Posting Date: May 05, 2003
 

Crutches for short term memory -- "What I need is a software tool that will record everything I read, and when I need to find it again, enable me to enter a word or two in a search box and get a list of places I have been to that contain those words."

 

  

Reader Comments...
 

try these:

netsnippets


content saver

Posted by: keith knutsson on May 5, 2003 11:01 AM


 

Functional links:

Net Snippets

Macropool Content Saver

Posted by: Lenny the Belly Button Lint Ball with a Heart of Gold on May 5, 2003 11:10 AM


 

On the mac you could use iRemember

"Forget to bookmark that great web page and now you can't find it? Do you use Netscape Navigator and wish it kept your browsing history? Use more than one browser and wish there was one place you could go to find any page you visited?"

Posted by: Eric on May 5, 2003 12:28 PM


 

With Internet Explorer - click History, then Search... I only just discovered this myself, but it looks like it does the trick.

Posted by: on May 5, 2003 01:34 PM


 

Powermarks is my collective memory tool for tracking good content and research I come across.

Netsnippets sounds a bit familiar to something I saw at CHI 2001 or 2002...I was thinking recently that I'd like to try it out, but couldn't figure out what it was called or how to look it up. Gotta check it out...but too much to do right now. UGH. If anyone gives these tools a test run I'd appreciate hearing your reviews here...hint, hint. :-)

Posted by: Lyle, Lyle, Croc O' Lyle on May 5, 2003 06:09 PM


 

I use SurfSaver to archive Web pages that I might be interested in later. I cannot compare it against the other tools mentioned here since I have not used them. SurfSaver does most of what I want. It stores web pages, along with associated objects (images, …) in an easy to use database. Stored pages can be retrieved by search for text in a page, page title, URL, notes entered when page is saved, or keywords(also manually entered).

What SurfSaver does not do that I sometimes want is to save all pages viewed in a session. I have to remember to press the save button on each page I want preserved. (This limitation applies to Netsnippets and ContentSaver also). SurfSaver will save all pages that the current page links to or entire sites.

Posted by: Kent on May 5, 2003 07:36 PM


 

Sounds like iRemember is the winner then ... it saves *every* page you ever visit in any browser, whether you remember to do so or not.

Posted by: Eric on May 5, 2003 09:06 PM


 

Eric,

I think that depends on what you're looking for. I personally like Powermarks because it function as the editor of what goes into it.
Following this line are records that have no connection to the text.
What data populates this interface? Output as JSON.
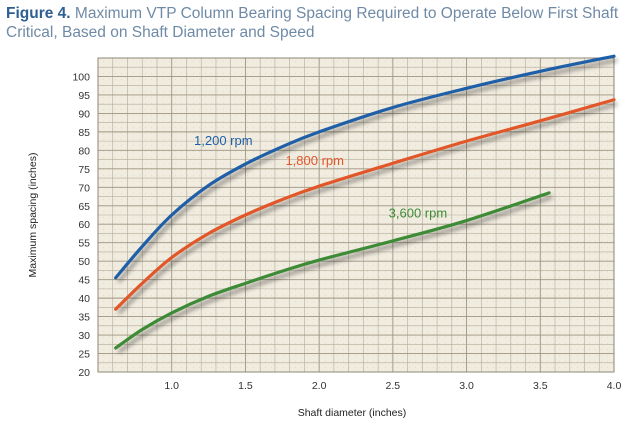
{
  "figure": {
    "label": "Figure 4.",
    "title": "Maximum VTP Column Bearing Spacing Required to Operate Below First Shaft Critical, Based on Shaft Diameter and Speed"
  },
  "chart_data": {
    "type": "line",
    "xlabel": "Shaft diameter (inches)",
    "ylabel": "Maximum spacing (inches)",
    "xlim": [
      0.5,
      4.0
    ],
    "ylim": [
      20,
      105
    ],
    "x_ticks": [
      "1.0",
      "1.5",
      "2.0",
      "2.5",
      "3.0",
      "3.5",
      "4.0"
    ],
    "y_ticks": [
      "20",
      "25",
      "30",
      "35",
      "40",
      "45",
      "50",
      "55",
      "60",
      "65",
      "70",
      "75",
      "80",
      "85",
      "90",
      "95",
      "100"
    ],
    "grid": true,
    "legend": "inline labels",
    "series": [
      {
        "name": "1,200 rpm",
        "color": "#1f5fa8",
        "points": [
          [
            0.62,
            45.5
          ],
          [
            0.8,
            54
          ],
          [
            1.0,
            62.5
          ],
          [
            1.25,
            70.5
          ],
          [
            1.5,
            76.3
          ],
          [
            1.75,
            81
          ],
          [
            2.0,
            85
          ],
          [
            2.5,
            91.6
          ],
          [
            3.0,
            96.8
          ],
          [
            3.5,
            101.4
          ],
          [
            4.0,
            105.5
          ]
        ]
      },
      {
        "name": "1,800 rpm",
        "color": "#e2572a",
        "points": [
          [
            0.62,
            37
          ],
          [
            0.8,
            44
          ],
          [
            1.0,
            51
          ],
          [
            1.25,
            57.5
          ],
          [
            1.5,
            62.5
          ],
          [
            1.75,
            66.7
          ],
          [
            2.0,
            70.3
          ],
          [
            2.5,
            76.5
          ],
          [
            3.0,
            82.5
          ],
          [
            3.5,
            88
          ],
          [
            4.0,
            93.7
          ]
        ]
      },
      {
        "name": "3,600 rpm",
        "color": "#3d8b37",
        "points": [
          [
            0.62,
            26.5
          ],
          [
            0.8,
            31.5
          ],
          [
            1.0,
            36
          ],
          [
            1.25,
            40.5
          ],
          [
            1.5,
            44
          ],
          [
            1.75,
            47.3
          ],
          [
            2.0,
            50.3
          ],
          [
            2.5,
            55.5
          ],
          [
            3.0,
            61
          ],
          [
            3.56,
            68.5
          ]
        ]
      }
    ]
  }
}
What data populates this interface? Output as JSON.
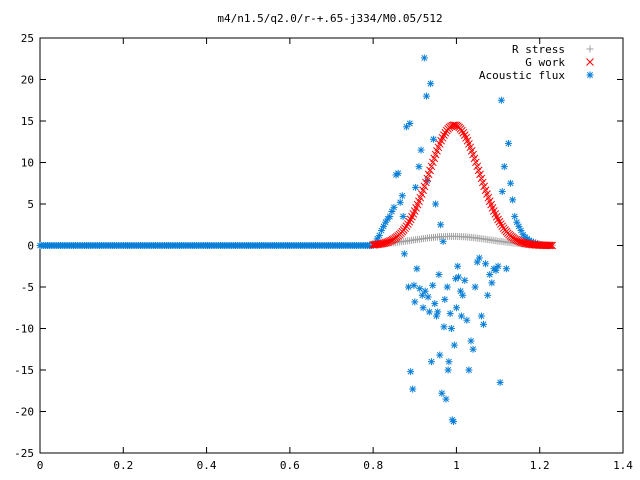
{
  "chart_data": {
    "type": "scatter",
    "title": "m4/n1.5/q2.0/r-+.65-j334/M0.05/512",
    "xlabel": "",
    "ylabel": "",
    "xlim": [
      0,
      1.4
    ],
    "ylim": [
      -25,
      25
    ],
    "xticks": [
      0,
      0.2,
      0.4,
      0.6,
      0.8,
      1,
      1.2,
      1.4
    ],
    "xtick_labels": [
      "0",
      "0.2",
      "0.4",
      "0.6",
      "0.8",
      "1",
      "1.2",
      "1.4"
    ],
    "yticks": [
      -25,
      -20,
      -15,
      -10,
      -5,
      0,
      5,
      10,
      15,
      20,
      25
    ],
    "ytick_labels": [
      "-25",
      "-20",
      "-15",
      "-10",
      "-5",
      "0",
      "5",
      "10",
      "15",
      "20",
      "25"
    ],
    "grid": false,
    "legend_position": "top-right",
    "series": [
      {
        "name": "R stress",
        "marker": "plus",
        "color": "#a0a0a0",
        "curve": {
          "kind": "gaussian",
          "amplitude": 1.1,
          "center": 0.99,
          "width": 0.13,
          "x_start": 0.8,
          "x_end": 1.23,
          "n": 90
        }
      },
      {
        "name": "G work",
        "marker": "cross",
        "color": "#ff0000",
        "curve": {
          "kind": "gaussian",
          "amplitude": 14.5,
          "center": 0.995,
          "width": 0.085,
          "x_start": 0.8,
          "x_end": 1.23,
          "n": 130
        }
      },
      {
        "name": "Acoustic flux",
        "marker": "star",
        "color": "#0a7fd8",
        "baseline": {
          "x_start": 0,
          "x_end": 0.8,
          "y": 0,
          "n": 180
        },
        "points": [
          [
            0.805,
            0.3
          ],
          [
            0.81,
            0.8
          ],
          [
            0.815,
            1.2
          ],
          [
            0.82,
            1.8
          ],
          [
            0.825,
            2.3
          ],
          [
            0.83,
            2.8
          ],
          [
            0.835,
            3.2
          ],
          [
            0.84,
            3.5
          ],
          [
            0.845,
            4.1
          ],
          [
            0.85,
            4.6
          ],
          [
            0.855,
            8.5
          ],
          [
            0.86,
            8.7
          ],
          [
            0.865,
            5.2
          ],
          [
            0.87,
            6.0
          ],
          [
            0.872,
            3.5
          ],
          [
            0.875,
            -1.0
          ],
          [
            0.88,
            14.3
          ],
          [
            0.885,
            -5.0
          ],
          [
            0.888,
            14.7
          ],
          [
            0.89,
            -15.2
          ],
          [
            0.895,
            -17.3
          ],
          [
            0.898,
            -4.8
          ],
          [
            0.9,
            -6.8
          ],
          [
            0.902,
            7.0
          ],
          [
            0.905,
            -2.8
          ],
          [
            0.91,
            9.5
          ],
          [
            0.912,
            -5.2
          ],
          [
            0.915,
            11.5
          ],
          [
            0.918,
            -6.0
          ],
          [
            0.92,
            -7.5
          ],
          [
            0.923,
            22.6
          ],
          [
            0.925,
            -5.5
          ],
          [
            0.928,
            18.0
          ],
          [
            0.93,
            7.8
          ],
          [
            0.932,
            -6.2
          ],
          [
            0.935,
            -8.0
          ],
          [
            0.938,
            19.5
          ],
          [
            0.94,
            -14.0
          ],
          [
            0.943,
            -4.8
          ],
          [
            0.945,
            12.8
          ],
          [
            0.948,
            -7.0
          ],
          [
            0.95,
            5.0
          ],
          [
            0.952,
            -8.5
          ],
          [
            0.955,
            -8.0
          ],
          [
            0.958,
            -3.5
          ],
          [
            0.96,
            -13.2
          ],
          [
            0.962,
            2.5
          ],
          [
            0.965,
            -17.8
          ],
          [
            0.968,
            0.5
          ],
          [
            0.97,
            -9.8
          ],
          [
            0.972,
            -6.5
          ],
          [
            0.975,
            -18.5
          ],
          [
            0.978,
            -5.0
          ],
          [
            0.98,
            -15.0
          ],
          [
            0.982,
            -14.0
          ],
          [
            0.985,
            -8.2
          ],
          [
            0.988,
            -10.0
          ],
          [
            0.99,
            -21.0
          ],
          [
            0.993,
            -21.2
          ],
          [
            0.995,
            -12.0
          ],
          [
            0.998,
            -4.0
          ],
          [
            1.0,
            -7.5
          ],
          [
            1.003,
            -2.5
          ],
          [
            1.005,
            -3.8
          ],
          [
            1.01,
            -5.5
          ],
          [
            1.012,
            -8.5
          ],
          [
            1.015,
            -6.0
          ],
          [
            1.02,
            -4.2
          ],
          [
            1.025,
            -9.0
          ],
          [
            1.03,
            -15.0
          ],
          [
            1.035,
            -11.5
          ],
          [
            1.04,
            -12.5
          ],
          [
            1.045,
            -5.0
          ],
          [
            1.05,
            -2.0
          ],
          [
            1.055,
            -1.5
          ],
          [
            1.06,
            -8.5
          ],
          [
            1.065,
            -9.5
          ],
          [
            1.07,
            -2.2
          ],
          [
            1.075,
            -6.0
          ],
          [
            1.08,
            -3.5
          ],
          [
            1.085,
            -4.5
          ],
          [
            1.09,
            -2.8
          ],
          [
            1.095,
            -3.0
          ],
          [
            1.1,
            -2.5
          ],
          [
            1.105,
            -16.5
          ],
          [
            1.108,
            17.5
          ],
          [
            1.11,
            6.5
          ],
          [
            1.115,
            9.5
          ],
          [
            1.12,
            -2.8
          ],
          [
            1.125,
            12.3
          ],
          [
            1.13,
            7.5
          ],
          [
            1.135,
            5.5
          ],
          [
            1.14,
            3.5
          ],
          [
            1.145,
            2.8
          ],
          [
            1.15,
            2.3
          ],
          [
            1.155,
            1.8
          ],
          [
            1.16,
            1.3
          ],
          [
            1.165,
            1.0
          ],
          [
            1.17,
            0.8
          ],
          [
            1.175,
            0.6
          ],
          [
            1.18,
            0.5
          ],
          [
            1.185,
            0.4
          ],
          [
            1.19,
            0.3
          ],
          [
            1.195,
            0.2
          ],
          [
            1.2,
            0.15
          ],
          [
            1.205,
            0.1
          ],
          [
            1.21,
            0.05
          ],
          [
            1.215,
            0.02
          ],
          [
            1.22,
            0.0
          ],
          [
            1.225,
            0.0
          ]
        ]
      }
    ]
  }
}
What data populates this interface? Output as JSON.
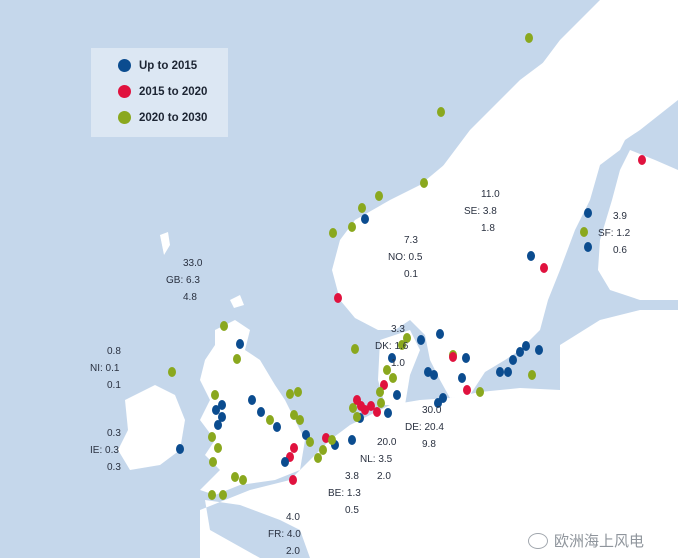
{
  "legend": {
    "items": [
      {
        "label": "Up to 2015",
        "color": "#0b4c8f"
      },
      {
        "label": "2015 to 2020",
        "color": "#e0123e"
      },
      {
        "label": "2020 to 2030",
        "color": "#8aa81e"
      }
    ]
  },
  "countries": [
    {
      "code": "SE",
      "top": "11.0",
      "mid": "SE: 3.8",
      "bottom": "1.8"
    },
    {
      "code": "SF",
      "top": "3.9",
      "mid": "SF: 1.2",
      "bottom": "0.6"
    },
    {
      "code": "NO",
      "top": "7.3",
      "mid": "NO: 0.5",
      "bottom": "0.1"
    },
    {
      "code": "GB",
      "top": "33.0",
      "mid": "GB: 6.3",
      "bottom": "4.8"
    },
    {
      "code": "DK",
      "top": "3.3",
      "mid": "DK: 1.6",
      "bottom": "1.0"
    },
    {
      "code": "NI",
      "top": "0.8",
      "mid": "NI: 0.1",
      "bottom": "0.1"
    },
    {
      "code": "IE",
      "top": "0.3",
      "mid": "IE: 0.3",
      "bottom": "0.3"
    },
    {
      "code": "DE",
      "top": "30.0",
      "mid": "DE: 20.4",
      "bottom": "9.8"
    },
    {
      "code": "NL",
      "top": "20.0",
      "mid": "NL: 3.5",
      "bottom": "2.0"
    },
    {
      "code": "BE",
      "top": "3.8",
      "mid": "BE: 1.3",
      "bottom": "0.5"
    },
    {
      "code": "FR",
      "top": "4.0",
      "mid": "FR: 4.0",
      "bottom": "2.0"
    }
  ],
  "watermark": "欧洲海上风电",
  "colors": {
    "sea": "#c5d7eb",
    "land": "#ffffff"
  }
}
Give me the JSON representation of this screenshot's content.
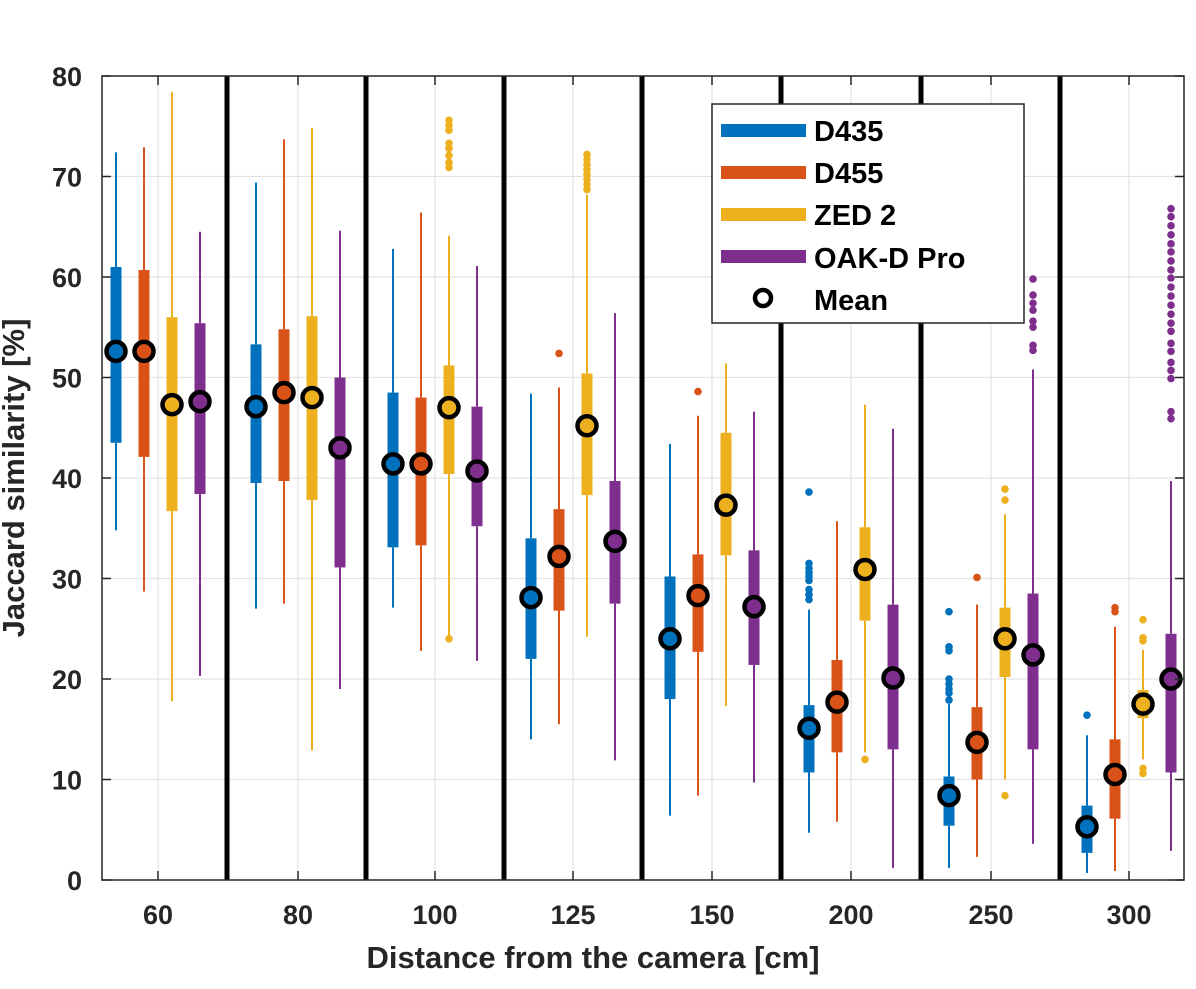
{
  "chart_data": {
    "type": "boxplot",
    "title": "",
    "xlabel": "Distance from the camera [cm]",
    "ylabel": "Jaccard similarity [%]",
    "ylim": [
      0,
      80
    ],
    "yticks": [
      0,
      10,
      20,
      30,
      40,
      50,
      60,
      70,
      80
    ],
    "categories": [
      "60",
      "80",
      "100",
      "125",
      "150",
      "200",
      "250",
      "300"
    ],
    "grid": true,
    "legend_position": "top-right",
    "mean_label": "Mean",
    "series": [
      {
        "name": "D435",
        "color": "#0072BD",
        "groups": [
          {
            "whisker_low": 34.8,
            "q1": 43.5,
            "q3": 61.0,
            "whisker_high": 72.4,
            "mean": 52.6,
            "outliers": []
          },
          {
            "whisker_low": 27.0,
            "q1": 39.5,
            "q3": 53.3,
            "whisker_high": 69.4,
            "mean": 47.1,
            "outliers": []
          },
          {
            "whisker_low": 27.1,
            "q1": 33.1,
            "q3": 48.5,
            "whisker_high": 62.8,
            "mean": 41.4,
            "outliers": []
          },
          {
            "whisker_low": 14.0,
            "q1": 22.0,
            "q3": 34.0,
            "whisker_high": 48.4,
            "mean": 28.1,
            "outliers": []
          },
          {
            "whisker_low": 6.4,
            "q1": 18.0,
            "q3": 30.2,
            "whisker_high": 43.4,
            "mean": 24.0,
            "outliers": []
          },
          {
            "whisker_low": 4.7,
            "q1": 10.7,
            "q3": 17.4,
            "whisker_high": 26.9,
            "mean": 15.1,
            "outliers": [
              27.9,
              28.4,
              28.9,
              29.8,
              30.2,
              30.6,
              31.0,
              31.5,
              38.6
            ]
          },
          {
            "whisker_low": 1.2,
            "q1": 5.4,
            "q3": 10.3,
            "whisker_high": 17.5,
            "mean": 8.4,
            "outliers": [
              17.9,
              18.6,
              19.0,
              19.5,
              20.0,
              22.8,
              23.2,
              26.7
            ]
          },
          {
            "whisker_low": 0.7,
            "q1": 2.7,
            "q3": 7.4,
            "whisker_high": 14.4,
            "mean": 5.3,
            "outliers": [
              16.4
            ]
          }
        ]
      },
      {
        "name": "D455",
        "color": "#D95319",
        "groups": [
          {
            "whisker_low": 28.7,
            "q1": 42.1,
            "q3": 60.7,
            "whisker_high": 72.9,
            "mean": 52.6,
            "outliers": []
          },
          {
            "whisker_low": 27.5,
            "q1": 39.7,
            "q3": 54.8,
            "whisker_high": 73.7,
            "mean": 48.5,
            "outliers": []
          },
          {
            "whisker_low": 22.8,
            "q1": 33.3,
            "q3": 48.0,
            "whisker_high": 66.4,
            "mean": 41.4,
            "outliers": []
          },
          {
            "whisker_low": 15.5,
            "q1": 26.8,
            "q3": 36.9,
            "whisker_high": 49.0,
            "mean": 32.2,
            "outliers": [
              52.4
            ]
          },
          {
            "whisker_low": 8.4,
            "q1": 22.7,
            "q3": 32.4,
            "whisker_high": 46.2,
            "mean": 28.3,
            "outliers": [
              48.6
            ]
          },
          {
            "whisker_low": 5.8,
            "q1": 12.7,
            "q3": 21.9,
            "whisker_high": 35.7,
            "mean": 17.7,
            "outliers": []
          },
          {
            "whisker_low": 2.3,
            "q1": 10.0,
            "q3": 17.2,
            "whisker_high": 27.4,
            "mean": 13.7,
            "outliers": [
              30.1
            ]
          },
          {
            "whisker_low": 0.9,
            "q1": 6.1,
            "q3": 14.0,
            "whisker_high": 25.2,
            "mean": 10.5,
            "outliers": [
              26.7,
              27.1
            ]
          }
        ]
      },
      {
        "name": "ZED 2",
        "color": "#EDB120",
        "groups": [
          {
            "whisker_low": 17.8,
            "q1": 36.7,
            "q3": 56.0,
            "whisker_high": 78.4,
            "mean": 47.3,
            "outliers": []
          },
          {
            "whisker_low": 12.9,
            "q1": 37.8,
            "q3": 56.1,
            "whisker_high": 74.8,
            "mean": 48.0,
            "outliers": []
          },
          {
            "whisker_low": 24.2,
            "q1": 40.4,
            "q3": 51.2,
            "whisker_high": 64.1,
            "mean": 47.0,
            "outliers": [
              24.0,
              70.9,
              71.4,
              72.1,
              72.8,
              73.3,
              74.6,
              75.1,
              75.6
            ]
          },
          {
            "whisker_low": 24.2,
            "q1": 38.3,
            "q3": 50.4,
            "whisker_high": 68.2,
            "mean": 45.2,
            "outliers": [
              68.7,
              69.2,
              69.7,
              70.2,
              70.7,
              71.2,
              71.7,
              72.2
            ]
          },
          {
            "whisker_low": 17.3,
            "q1": 32.3,
            "q3": 44.5,
            "whisker_high": 51.4,
            "mean": 37.3,
            "outliers": []
          },
          {
            "whisker_low": 12.7,
            "q1": 25.8,
            "q3": 35.1,
            "whisker_high": 47.3,
            "mean": 30.9,
            "outliers": [
              12.0
            ]
          },
          {
            "whisker_low": 10.0,
            "q1": 20.2,
            "q3": 27.1,
            "whisker_high": 36.4,
            "mean": 24.0,
            "outliers": [
              8.4,
              37.8,
              38.9
            ]
          },
          {
            "whisker_low": 12.0,
            "q1": 16.1,
            "q3": 18.9,
            "whisker_high": 22.9,
            "mean": 17.5,
            "outliers": [
              10.6,
              11.1,
              23.8,
              24.1,
              25.9
            ]
          }
        ]
      },
      {
        "name": "OAK-D Pro",
        "color": "#7E2F8E",
        "groups": [
          {
            "whisker_low": 20.3,
            "q1": 38.4,
            "q3": 55.4,
            "whisker_high": 64.5,
            "mean": 47.6,
            "outliers": []
          },
          {
            "whisker_low": 19.0,
            "q1": 31.1,
            "q3": 50.0,
            "whisker_high": 64.6,
            "mean": 43.0,
            "outliers": []
          },
          {
            "whisker_low": 21.8,
            "q1": 35.2,
            "q3": 47.1,
            "whisker_high": 61.1,
            "mean": 40.7,
            "outliers": []
          },
          {
            "whisker_low": 11.9,
            "q1": 27.5,
            "q3": 39.7,
            "whisker_high": 56.4,
            "mean": 33.7,
            "outliers": []
          },
          {
            "whisker_low": 9.7,
            "q1": 21.4,
            "q3": 32.8,
            "whisker_high": 46.6,
            "mean": 27.2,
            "outliers": []
          },
          {
            "whisker_low": 1.2,
            "q1": 13.0,
            "q3": 27.4,
            "whisker_high": 44.9,
            "mean": 20.1,
            "outliers": []
          },
          {
            "whisker_low": 3.6,
            "q1": 13.0,
            "q3": 28.5,
            "whisker_high": 50.8,
            "mean": 22.4,
            "outliers": [
              52.7,
              53.2,
              55.0,
              55.6,
              56.7,
              57.4,
              58.2,
              59.8
            ]
          },
          {
            "whisker_low": 2.9,
            "q1": 10.7,
            "q3": 24.5,
            "whisker_high": 39.7,
            "mean": 20.0,
            "outliers": [
              45.9,
              46.6,
              49.9,
              50.7,
              51.5,
              52.6,
              53.4,
              54.6,
              55.4,
              56.3,
              57.2,
              58.1,
              59.0,
              59.9,
              60.7,
              61.6,
              62.5,
              63.3,
              64.2,
              65.1,
              66.0,
              66.8
            ]
          }
        ]
      }
    ]
  }
}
I also classify things by keywords (e.g. guidelines, cardsorting, roi, etc.) If something stored *everything* I looked at it wouldn't really be much better than Google for my purposes. A tool that would do both, and allow me to search either way might have some additional value.

Posted by: Lyle - Usability Guru on May 5, 2003 09:53 PM


 

I use Polly. When I visit a web site worth returning to, I repeat the URL to Polly 50 times over the period of one hour. She usually retains it and repeats it for a good month.

I recommend every get a Polly, unless you're married and covertly visit porn sites.

Posted by: John Many Jars on May 7, 2003 12:00 AM


 

Thanks for all the comments and suggestions, andline and off.

I have checked them all and abswered some of them at the bottom of the original page.